New AdWords stuff means new potential for screw-ups, hence the 2017 revamp. Who knows? Maybe we’ll do a new one every year (definitely don’t hold us to that, though).

So, what’s new since this time last year? Well, we could mention the exact match thing, but maybe it’s better just to take a deep breath and put that one to the side for now. Otherwise, the biggest new addition is the launch of expanded text ads (ETAs). And, seeing as as we had to update the script for ETAs, we thought we’d also include sitelinks and callouts, just to be nice.

So, without further ado, here’s our updated script for blunder-proof Google ads!

(Legal Disclaimer: Brainlabs takes no responsibility for any blunders taking place after said script has been downloaded.)

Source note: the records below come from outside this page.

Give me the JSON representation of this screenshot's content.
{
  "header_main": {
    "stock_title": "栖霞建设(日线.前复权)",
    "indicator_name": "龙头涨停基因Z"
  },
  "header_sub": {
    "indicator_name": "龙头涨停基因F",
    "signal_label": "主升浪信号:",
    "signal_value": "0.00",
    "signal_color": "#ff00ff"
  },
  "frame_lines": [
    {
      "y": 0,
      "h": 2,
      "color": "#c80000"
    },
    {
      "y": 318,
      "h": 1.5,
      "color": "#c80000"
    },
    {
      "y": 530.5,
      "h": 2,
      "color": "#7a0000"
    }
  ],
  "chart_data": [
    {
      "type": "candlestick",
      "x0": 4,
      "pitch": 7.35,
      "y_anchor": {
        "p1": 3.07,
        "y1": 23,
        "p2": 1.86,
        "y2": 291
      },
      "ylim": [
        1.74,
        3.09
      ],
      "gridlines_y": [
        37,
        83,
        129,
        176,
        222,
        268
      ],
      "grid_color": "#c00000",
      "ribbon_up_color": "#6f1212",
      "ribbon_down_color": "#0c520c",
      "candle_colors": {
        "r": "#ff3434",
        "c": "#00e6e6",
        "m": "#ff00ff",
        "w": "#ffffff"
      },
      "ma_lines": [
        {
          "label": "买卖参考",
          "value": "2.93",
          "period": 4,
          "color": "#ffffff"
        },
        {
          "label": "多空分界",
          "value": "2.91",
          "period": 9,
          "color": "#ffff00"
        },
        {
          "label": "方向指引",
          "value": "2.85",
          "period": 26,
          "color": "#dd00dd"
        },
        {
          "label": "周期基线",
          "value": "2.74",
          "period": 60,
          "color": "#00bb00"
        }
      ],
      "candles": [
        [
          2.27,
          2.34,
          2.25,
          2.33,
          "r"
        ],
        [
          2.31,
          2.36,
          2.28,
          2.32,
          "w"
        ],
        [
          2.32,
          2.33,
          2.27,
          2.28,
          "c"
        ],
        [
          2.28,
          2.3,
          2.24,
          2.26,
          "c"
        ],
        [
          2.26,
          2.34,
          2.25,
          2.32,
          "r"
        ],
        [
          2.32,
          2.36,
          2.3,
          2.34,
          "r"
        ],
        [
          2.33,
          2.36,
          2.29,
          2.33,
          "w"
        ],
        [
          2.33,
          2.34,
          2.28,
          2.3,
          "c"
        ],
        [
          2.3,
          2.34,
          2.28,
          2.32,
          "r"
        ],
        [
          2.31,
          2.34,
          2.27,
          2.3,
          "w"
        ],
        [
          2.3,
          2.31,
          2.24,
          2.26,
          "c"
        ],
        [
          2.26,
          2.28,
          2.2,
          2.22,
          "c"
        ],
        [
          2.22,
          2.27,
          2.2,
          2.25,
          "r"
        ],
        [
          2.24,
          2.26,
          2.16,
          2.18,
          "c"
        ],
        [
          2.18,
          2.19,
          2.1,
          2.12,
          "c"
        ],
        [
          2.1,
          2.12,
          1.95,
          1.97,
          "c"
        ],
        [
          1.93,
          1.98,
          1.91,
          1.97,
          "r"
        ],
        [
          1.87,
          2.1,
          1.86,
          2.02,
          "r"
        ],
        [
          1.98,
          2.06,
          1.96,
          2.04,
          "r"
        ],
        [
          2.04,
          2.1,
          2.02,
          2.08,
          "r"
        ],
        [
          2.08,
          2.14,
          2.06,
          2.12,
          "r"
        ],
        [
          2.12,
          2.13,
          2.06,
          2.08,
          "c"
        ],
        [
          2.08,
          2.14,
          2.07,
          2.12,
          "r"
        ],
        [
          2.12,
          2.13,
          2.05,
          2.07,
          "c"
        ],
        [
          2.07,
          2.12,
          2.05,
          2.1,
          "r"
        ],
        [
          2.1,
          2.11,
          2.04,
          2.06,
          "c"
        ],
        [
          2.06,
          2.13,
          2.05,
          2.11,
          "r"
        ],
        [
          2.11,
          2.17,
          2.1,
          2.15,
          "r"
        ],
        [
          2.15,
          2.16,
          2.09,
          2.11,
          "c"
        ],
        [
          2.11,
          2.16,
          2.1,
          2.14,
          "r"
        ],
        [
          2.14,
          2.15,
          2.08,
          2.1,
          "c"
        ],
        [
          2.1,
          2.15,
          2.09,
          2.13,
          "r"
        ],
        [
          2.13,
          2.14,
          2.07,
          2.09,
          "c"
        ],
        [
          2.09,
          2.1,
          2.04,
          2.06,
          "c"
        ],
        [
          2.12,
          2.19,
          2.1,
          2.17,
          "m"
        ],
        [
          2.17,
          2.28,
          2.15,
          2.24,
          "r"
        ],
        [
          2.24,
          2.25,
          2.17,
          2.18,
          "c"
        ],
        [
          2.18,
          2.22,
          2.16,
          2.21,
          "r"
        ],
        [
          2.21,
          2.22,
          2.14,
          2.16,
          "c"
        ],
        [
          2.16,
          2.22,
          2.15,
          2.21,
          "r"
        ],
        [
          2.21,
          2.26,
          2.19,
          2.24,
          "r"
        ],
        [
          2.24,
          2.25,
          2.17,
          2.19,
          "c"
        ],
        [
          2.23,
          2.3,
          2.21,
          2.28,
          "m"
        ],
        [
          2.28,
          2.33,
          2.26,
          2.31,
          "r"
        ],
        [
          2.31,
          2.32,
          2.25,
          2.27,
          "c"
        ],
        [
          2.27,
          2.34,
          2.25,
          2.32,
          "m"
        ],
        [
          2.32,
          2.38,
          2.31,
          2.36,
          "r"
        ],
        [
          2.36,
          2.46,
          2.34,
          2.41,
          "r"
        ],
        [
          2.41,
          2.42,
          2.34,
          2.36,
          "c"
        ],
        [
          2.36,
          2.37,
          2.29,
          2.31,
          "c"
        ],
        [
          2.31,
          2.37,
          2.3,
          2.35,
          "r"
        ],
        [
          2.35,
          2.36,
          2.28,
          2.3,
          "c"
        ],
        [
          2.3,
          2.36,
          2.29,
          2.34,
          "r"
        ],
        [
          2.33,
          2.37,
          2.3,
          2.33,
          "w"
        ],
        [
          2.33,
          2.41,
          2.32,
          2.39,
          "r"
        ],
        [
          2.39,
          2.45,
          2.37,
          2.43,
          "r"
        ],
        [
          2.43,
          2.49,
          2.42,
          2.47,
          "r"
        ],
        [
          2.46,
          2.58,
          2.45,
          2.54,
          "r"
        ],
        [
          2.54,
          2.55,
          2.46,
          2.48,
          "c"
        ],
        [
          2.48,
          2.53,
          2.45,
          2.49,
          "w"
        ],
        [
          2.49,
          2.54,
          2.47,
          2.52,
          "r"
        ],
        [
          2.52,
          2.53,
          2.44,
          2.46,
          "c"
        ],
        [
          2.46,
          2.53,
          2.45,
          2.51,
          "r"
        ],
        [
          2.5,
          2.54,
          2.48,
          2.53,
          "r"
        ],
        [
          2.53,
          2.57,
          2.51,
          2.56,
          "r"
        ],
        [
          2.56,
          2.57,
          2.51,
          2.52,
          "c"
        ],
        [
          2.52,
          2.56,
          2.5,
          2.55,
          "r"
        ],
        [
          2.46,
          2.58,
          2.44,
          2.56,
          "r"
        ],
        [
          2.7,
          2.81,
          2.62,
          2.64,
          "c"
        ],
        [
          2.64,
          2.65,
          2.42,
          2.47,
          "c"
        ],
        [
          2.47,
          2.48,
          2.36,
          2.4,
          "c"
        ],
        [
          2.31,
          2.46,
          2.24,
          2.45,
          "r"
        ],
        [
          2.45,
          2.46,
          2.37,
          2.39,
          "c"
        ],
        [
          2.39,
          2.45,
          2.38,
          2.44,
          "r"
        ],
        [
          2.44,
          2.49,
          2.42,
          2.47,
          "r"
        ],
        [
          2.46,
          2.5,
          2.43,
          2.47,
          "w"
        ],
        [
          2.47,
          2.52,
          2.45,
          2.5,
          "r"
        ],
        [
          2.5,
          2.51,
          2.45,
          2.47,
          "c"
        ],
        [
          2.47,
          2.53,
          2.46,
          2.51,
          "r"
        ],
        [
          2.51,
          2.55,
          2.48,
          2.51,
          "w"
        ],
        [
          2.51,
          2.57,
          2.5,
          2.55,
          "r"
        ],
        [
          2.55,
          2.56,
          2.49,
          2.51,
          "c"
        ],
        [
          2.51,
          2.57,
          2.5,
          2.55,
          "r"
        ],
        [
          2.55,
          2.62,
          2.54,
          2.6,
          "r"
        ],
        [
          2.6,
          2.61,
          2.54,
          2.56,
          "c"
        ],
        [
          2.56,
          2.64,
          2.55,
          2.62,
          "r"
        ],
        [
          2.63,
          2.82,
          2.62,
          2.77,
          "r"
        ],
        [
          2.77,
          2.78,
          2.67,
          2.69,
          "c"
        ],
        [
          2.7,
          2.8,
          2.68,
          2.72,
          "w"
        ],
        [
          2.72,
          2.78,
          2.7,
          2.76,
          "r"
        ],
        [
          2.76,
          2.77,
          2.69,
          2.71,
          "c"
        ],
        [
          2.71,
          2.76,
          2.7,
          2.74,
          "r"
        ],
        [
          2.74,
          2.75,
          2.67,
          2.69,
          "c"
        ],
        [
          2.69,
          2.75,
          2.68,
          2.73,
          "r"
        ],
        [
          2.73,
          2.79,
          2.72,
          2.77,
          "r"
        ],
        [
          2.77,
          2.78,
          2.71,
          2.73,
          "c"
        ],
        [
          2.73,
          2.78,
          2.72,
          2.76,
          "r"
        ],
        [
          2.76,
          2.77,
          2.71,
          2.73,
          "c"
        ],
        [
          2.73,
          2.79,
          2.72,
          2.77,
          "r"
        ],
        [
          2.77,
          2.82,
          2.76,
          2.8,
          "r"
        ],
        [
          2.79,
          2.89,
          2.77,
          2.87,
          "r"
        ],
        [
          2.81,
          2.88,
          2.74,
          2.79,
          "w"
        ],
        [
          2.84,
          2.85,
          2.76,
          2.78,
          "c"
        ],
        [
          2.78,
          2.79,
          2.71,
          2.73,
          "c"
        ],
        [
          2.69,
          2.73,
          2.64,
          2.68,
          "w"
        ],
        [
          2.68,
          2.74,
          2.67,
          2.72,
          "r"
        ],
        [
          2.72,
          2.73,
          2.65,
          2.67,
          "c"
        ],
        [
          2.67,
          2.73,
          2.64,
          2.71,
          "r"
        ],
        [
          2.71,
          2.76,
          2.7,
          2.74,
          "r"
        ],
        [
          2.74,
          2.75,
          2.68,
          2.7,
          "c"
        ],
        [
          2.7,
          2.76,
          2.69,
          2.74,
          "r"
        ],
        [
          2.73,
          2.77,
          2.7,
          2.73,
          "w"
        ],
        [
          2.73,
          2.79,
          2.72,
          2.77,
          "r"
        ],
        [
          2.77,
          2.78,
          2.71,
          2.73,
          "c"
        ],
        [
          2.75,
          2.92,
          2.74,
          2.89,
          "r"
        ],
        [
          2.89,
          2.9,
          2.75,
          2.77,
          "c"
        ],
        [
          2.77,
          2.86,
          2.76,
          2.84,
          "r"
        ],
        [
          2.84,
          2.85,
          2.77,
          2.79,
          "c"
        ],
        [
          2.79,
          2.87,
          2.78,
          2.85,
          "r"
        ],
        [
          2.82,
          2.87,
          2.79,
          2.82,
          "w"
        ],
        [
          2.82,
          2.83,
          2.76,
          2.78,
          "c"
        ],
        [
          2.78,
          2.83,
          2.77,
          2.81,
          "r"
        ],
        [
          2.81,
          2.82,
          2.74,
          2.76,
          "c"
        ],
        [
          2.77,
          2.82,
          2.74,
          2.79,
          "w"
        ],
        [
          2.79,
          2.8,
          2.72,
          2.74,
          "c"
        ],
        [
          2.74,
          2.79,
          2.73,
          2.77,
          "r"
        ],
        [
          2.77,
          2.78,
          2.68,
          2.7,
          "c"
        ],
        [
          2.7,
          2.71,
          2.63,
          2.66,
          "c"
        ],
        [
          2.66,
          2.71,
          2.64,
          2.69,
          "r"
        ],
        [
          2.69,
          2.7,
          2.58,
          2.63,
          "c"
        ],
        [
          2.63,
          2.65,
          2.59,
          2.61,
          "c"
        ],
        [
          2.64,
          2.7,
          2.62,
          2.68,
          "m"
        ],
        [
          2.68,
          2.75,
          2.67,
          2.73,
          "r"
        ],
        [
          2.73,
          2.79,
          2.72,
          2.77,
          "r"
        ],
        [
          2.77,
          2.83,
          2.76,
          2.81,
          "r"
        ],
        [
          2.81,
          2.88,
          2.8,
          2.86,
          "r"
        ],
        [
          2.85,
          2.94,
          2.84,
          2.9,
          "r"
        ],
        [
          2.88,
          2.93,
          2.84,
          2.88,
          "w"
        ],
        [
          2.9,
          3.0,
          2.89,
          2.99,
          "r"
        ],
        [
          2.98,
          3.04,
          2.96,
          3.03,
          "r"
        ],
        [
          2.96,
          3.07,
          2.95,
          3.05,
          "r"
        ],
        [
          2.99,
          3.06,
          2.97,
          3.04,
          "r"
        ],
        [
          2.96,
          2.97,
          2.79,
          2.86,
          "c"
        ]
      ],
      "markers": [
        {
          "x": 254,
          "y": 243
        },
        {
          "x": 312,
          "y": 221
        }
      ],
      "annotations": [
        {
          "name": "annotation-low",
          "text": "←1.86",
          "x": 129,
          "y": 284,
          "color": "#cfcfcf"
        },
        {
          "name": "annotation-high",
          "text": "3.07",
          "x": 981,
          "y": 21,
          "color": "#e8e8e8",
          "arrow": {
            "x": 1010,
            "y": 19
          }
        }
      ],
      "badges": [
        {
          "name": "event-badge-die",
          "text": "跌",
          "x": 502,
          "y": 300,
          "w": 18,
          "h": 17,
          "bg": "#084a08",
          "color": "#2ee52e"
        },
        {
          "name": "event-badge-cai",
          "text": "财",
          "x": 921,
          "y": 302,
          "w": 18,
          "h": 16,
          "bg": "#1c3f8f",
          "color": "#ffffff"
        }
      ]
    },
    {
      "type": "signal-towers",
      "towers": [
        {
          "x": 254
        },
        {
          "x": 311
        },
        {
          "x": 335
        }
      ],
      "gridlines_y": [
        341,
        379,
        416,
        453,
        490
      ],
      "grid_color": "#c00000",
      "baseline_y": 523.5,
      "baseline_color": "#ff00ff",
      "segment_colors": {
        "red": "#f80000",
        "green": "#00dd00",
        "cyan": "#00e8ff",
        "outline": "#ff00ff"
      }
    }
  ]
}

To use the script, copy the code below into your AdWords account, and then change the following settings:

  • spreadsheetUrl is the URL of a Google Doc spreadsheet, which the results will be copied into. Create a blank spreadsheet and put the URL in here.
  • Enter into the array campaignNameDoesNotContain a list of phrases contained in campaign names which you would like to exclude. These have to be in quote marks and separated by commas — for example, [“Display,” “Shopping”] to exclude all campaigns with names containing “display” or “shopping.”
  • Enter into the array campaignNameContains a list of phrases contained in campaign names which you would like to include. Like campaignNameDoesNotContain, these should be in quote marks and comma separated — for example, [“Brand,” “Generic”] to include only campaigns with names containing “brand” or “generic.”
    • You can leave campaignNameDoesNotContain and campaignNameContains blank, [], to include all campaigns.
    • They are not case-sensitive.
    • If you need to put a double quote in, put a backslash before it.
    • If your account is large and the script keeps timing out, you could try running the script multiple times, using campaignNameContains or campaignNameDoesNotContain to look at different campaigns each time.
  • If ignorePausedCampaigns is true, then the script will only look at currently active campaigns. Set them to false if you want to look at currently paused campaigns.
    • You can use this to check new campaigns before they go live.
  • If checkKeywords is true, then the script will check your keywords.
  • If checkAdText is true, then the script will check your text ads for certain phrases (past years and seasonal events by default).
  • If checkSpelling is true, then the script will see if some common English misspellings appear in your text ads.
    • If the script times out when you try to run it, you could try setting two of the above three settings to false and one to true, so that you do one of the checks at a time.
  • If checkExtensions is true, then the script will check your callouts and sitelinks for  specified phrases (if checkAdText is true) and spelling errors (if checkSpelling is true).
  • If checkAllExtensions is false, then the script will check the extensions that have impressions with your filtered campaigns. (This is because the AdWords Scripts report won’t show campaign info if there aren’t impressions.) If it is true, then all callouts and extensions will be checked, regardless of whether they are attached to anything or have impressions.
  • checkAdsFor is a list of pieces of text used to check your ads (if checkAdText is true). If an ad contains any of the specified text, it will be logged in the spreadsheet. We’ve suggested the past few years and a few holidays, but you could remove any you don’t want or add your own — they just have to be in quotation marks and separated by commas.
    • Guess what? This isn’t case-sensitive.
    • Using the power of regular expressions, the script will only check for whole words — if you’re checking for “Easter,” it won’t pick up ads that say “Eastern” or “feaster.” It will pick up “Easter’s.”
    • The script looks at ad text as a whole, rather than line by line. That means that if you put “Black Friday” in checkAdsFor, it will spot if an ad says “Black” at the end of headline 1 and “Friday” at the start of the description.

We’ve also stuck in an Advanced Option: misspellingsSheetUrl is a Google Sheet where we’ve included the most commonly misspelled English words (based on Wikipedia’s wonderfully useful list). If you’d like to use a different list — to reflect misspellings of your industry’s terms or for other languages — you can replace the URL with your own spreadsheet, and replace misspellingsSheetName with the name of the tab in your spreadsheet containing the misspellings. Just make sure it’s formatted the same: misspellings in column A and possible corrections in column B.